Looking to sell unwanted clutter in your life? Lose those pesky Airpods again? Lucky for you, there are several GroupMe chats available for buying, selling and returning lost and found items. “Reuse, Vandy!” (Reuse Vandy) was the first in the series of resale chats created in August 2020 by current senior Emily Hugan. Hugan, a computer science major, was added to several GroupMe chats with underclassmen eager to ask upperclassmen questions before arriving on campus in the fall.
“I was in a group chat full of people in the class of 2024,” Hugan said. “So many of them had to buy their own microwaves and fridges since they were all living in singles, and they weren’t sure how to go about it.”
Hugan and other upperclassmen in the chat gave money-saving tips, such as buying used and even checking local dumpsters. Eventually, these hacks sparked the idea to create their own dedicated group chat: Reuse, Vandy!
“I created the chat, but I never expected it to get so big,” Hugan said. “I didn’t anticipate what my role should be and if there should be rules and other moderators.”
Reuse Vandy currently has 3,149 members. Hugan described the original rules and expectations: no joke posting and no posting an item for sale that is obviously not a real listing. In addition, no offensive language or advertising for events that do not have the purpose of buying or selling were permitted.
“In the early days, there were only 600 people,” Hugan said. “Now there are over 3,000 people and advertising can get out of hand. The chat has a specific purpose: to help people buy and sell their stuff. People will mute the chat when spam is high and that takes away from the overall goal.”
Reuse Vandy saw rapid growth that eventually slowed down during this school year. In March, Hugan changed the settings so that Reuse Vandy is now a closed group, meaning only she and the other group admin could add new people in. During the fall semester, Hugan described an instance where someone jokingly posted a listing for a half-eaten pizza, a clear violation of the rules. Other examples of rule violations include people using fake names without permission and continuing to do so even after removal from the group.
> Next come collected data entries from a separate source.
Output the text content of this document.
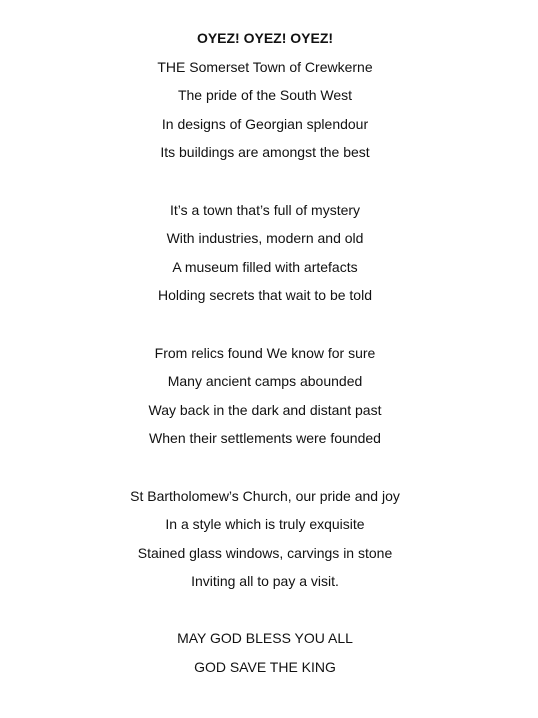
OYEZ! OYEZ! OYEZ!
THE Somerset Town of Crewkerne
The pride of the South West
In designs of Georgian splendour
Its buildings are amongst the best
It’s a town that’s full of mystery
With industries, modern and old
A museum filled with artefacts
Holding secrets that wait to be told
From relics found We know for sure
Many ancient camps abounded
Way back in the dark and distant past
When their settlements were founded
St Bartholomew’s Church, our pride and joy
In a style which is truly exquisite
Stained glass windows, carvings in stone
Inviting all to pay a visit.
MAY GOD BLESS YOU ALL
GOD SAVE THE KING
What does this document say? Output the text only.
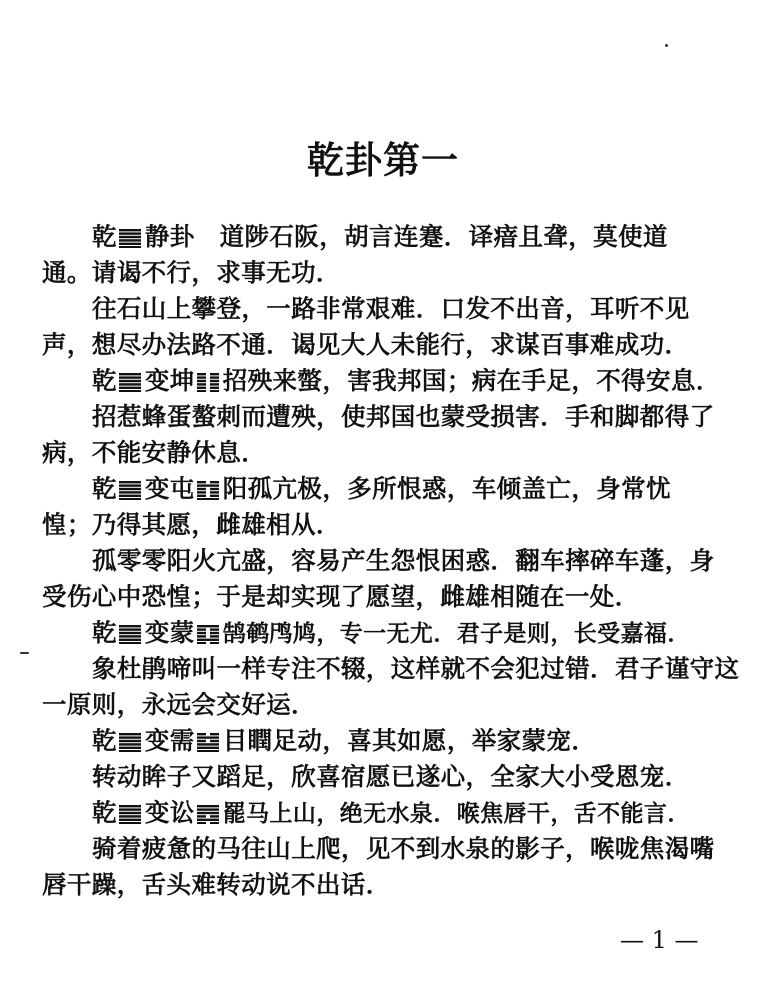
乾卦第一
乾 静卦　道陟石阪，胡言连蹇．译瘖且聋，莫使道
通。请谒不行，求事无功．
往石山上攀登，一路非常艰难．口发不出音，耳听不见
声，想尽办法路不通．谒见大人未能行，求谋百事难成功．
乾 变坤 招殃来螫，害我邦国；病在手足，不得安息．
招惹蜂蛋螯刺而遭殃，使邦国也蒙受损害．手和脚都得了
病，不能安静休息．
乾 变屯 阳孤亢极，多所恨惑，车倾盖亡，身常忧
惶；乃得其愿，雌雄相从．
孤零零阳火亢盛，容易产生怨恨困惑．翻车摔碎车蓬，身
受伤心中恐惶；于是却实现了愿望，雌雄相随在一处．
乾 变蒙 鹄鹌鸤鸠，专一无尤．君子是则，长受嘉福．
象杜鹃啼叫一样专注不辍，这样就不会犯过错．君子谨守这
一原则，永远会交好运．
乾 变需 目瞤足动，喜其如愿，举家蒙宠．
转动眸子又蹈足，欣喜宿愿已遂心，全家大小受恩宠．
乾 变讼 罷马上山，绝无水泉．喉焦唇干，舌不能言．
骑着疲惫的马往山上爬，见不到水泉的影子，喉咙焦渴嘴
唇干躁，舌头难转动说不出话．
— 1 —
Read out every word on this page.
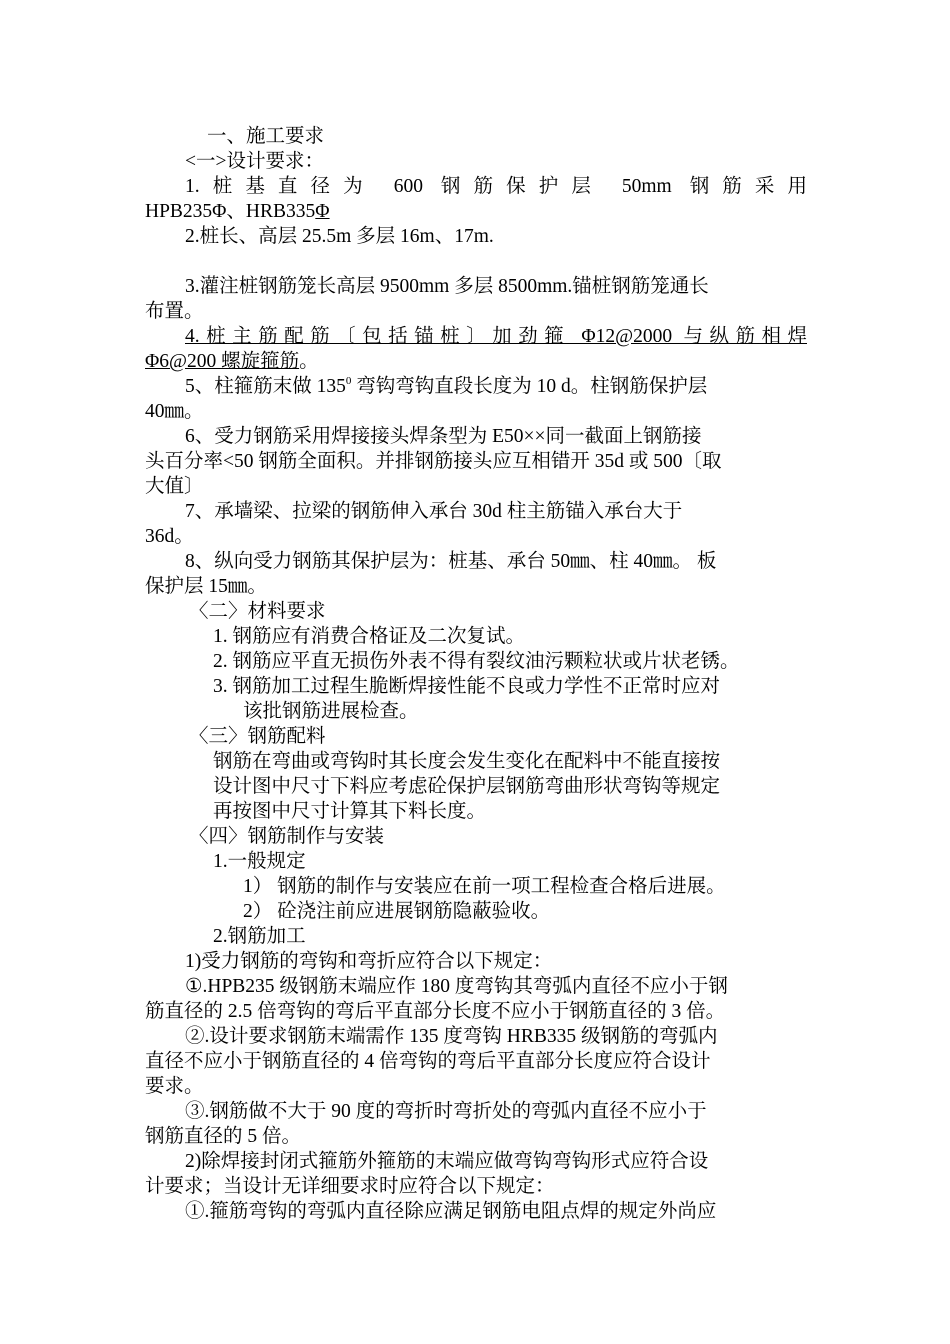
一、施工要求

<一>设计要求：

1.桩基直径为 600 钢筋保护层 50mm 钢筋采用

HPB235Φ、HRB335Φ

2.桩长、高层 25.5m 多层 16m、17m.

3.灌注桩钢筋笼长高层 9500mm 多层 8500mm.锚桩钢筋笼通长

布置。

4.桩主筋配筋〔包括锚桩〕加劲箍 Φ12@2000 与纵筋相焊

Φ6@200 螺旋箍筋。

5、柱箍筋末做 $135^0$ 弯钩弯钩直段长度为 10 d。柱钢筋保护层

40㎜。

6、受力钢筋采用焊接接头焊条型为 E50××同一截面上钢筋接

头百分率<50 钢筋全面积。并排钢筋接头应互相错开 35d 或 500〔取

大值〕

7、承墙梁、拉梁的钢筋伸入承台 30d 柱主筋锚入承台大于

36d。

8、纵向受力钢筋其保护层为：桩基、承台 50㎜、柱 40㎜。 板

保护层 15㎜。

〈二〉材料要求

1. 钢筋应有消费合格证及二次复试。

2. 钢筋应平直无损伤外表不得有裂纹油污颗粒状或片状老锈。

3. 钢筋加工过程生脆断焊接性能不良或力学性不正常时应对

该批钢筋进展检查。

〈三〉钢筋配料

钢筋在弯曲或弯钩时其长度会发生变化在配料中不能直接按

设计图中尺寸下料应考虑砼保护层钢筋弯曲形状弯钩等规定

再按图中尺寸计算其下料长度。

〈四〉钢筋制作与安装

1.一般规定

1） 钢筋的制作与安装应在前一项工程检查合格后进展。

2） 砼浇注前应进展钢筋隐蔽验收。

2.钢筋加工

1)受力钢筋的弯钩和弯折应符合以下规定：

①.HPB235 级钢筋末端应作 180 度弯钩其弯弧内直径不应小于钢

筋直径的 2.5 倍弯钩的弯后平直部分长度不应小于钢筋直径的 3 倍。

②.设计要求钢筋末端需作 135 度弯钩 HRB335 级钢筋的弯弧内

直径不应小于钢筋直径的 4 倍弯钩的弯后平直部分长度应符合设计

要求。

③.钢筋做不大于 90 度的弯折时弯折处的弯弧内直径不应小于

钢筋直径的 5 倍。

2)除焊接封闭式箍筋外箍筋的末端应做弯钩弯钩形式应符合设

计要求；当设计无详细要求时应符合以下规定：

①.箍筋弯钩的弯弧内直径除应满足钢筋电阻点焊的规定外尚应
“I gave warnings and even encouraged them to join other chats to share their listings,” Hugan said. “GroupMe does not allow me to ban certain people, so I have to continue to remove people that use other peoples’ names without consent.”
Hugan is also the admin or owner of three other campus-related GroupMe chats: Reuse Vandy Wardrobe for buying and selling clothing; Lost and Found, Vandy! where students post items they are missing or have spotted around campus and Vandy Summer, which is for students looking to sublet apartments or find roommates over the summer in the Nashville area.
In order to streamline the process of buying and selling on campus—as well as to reduce carbon footprints overall by buying used—there have been proposals to create a website for Reuse Vandy. Hugan explained that GroupMe tends to be the most accessible messaging app on the market, especially for college students. However, a website may be even better; Hugan noted that GroupMe can crash often, especially with over 3,000 members in a single chat.
“Last fall, I was approached by a software engineering class who was looking to make a website version of Reuse Vandy. I support the idea because GroupMe often glitches, and in the end, people want convenience over all,” Hugan said. “The status of that website is unclear because the class ended in December.”
After her graduation this spring, Hugan plans to pass ownership of all four chats to current admin Adir Grant to keep the resale magic alive. Whether in the form of a new website or the current GroupMe platform, the future of buying and selling is bright because of Reuse Vandy.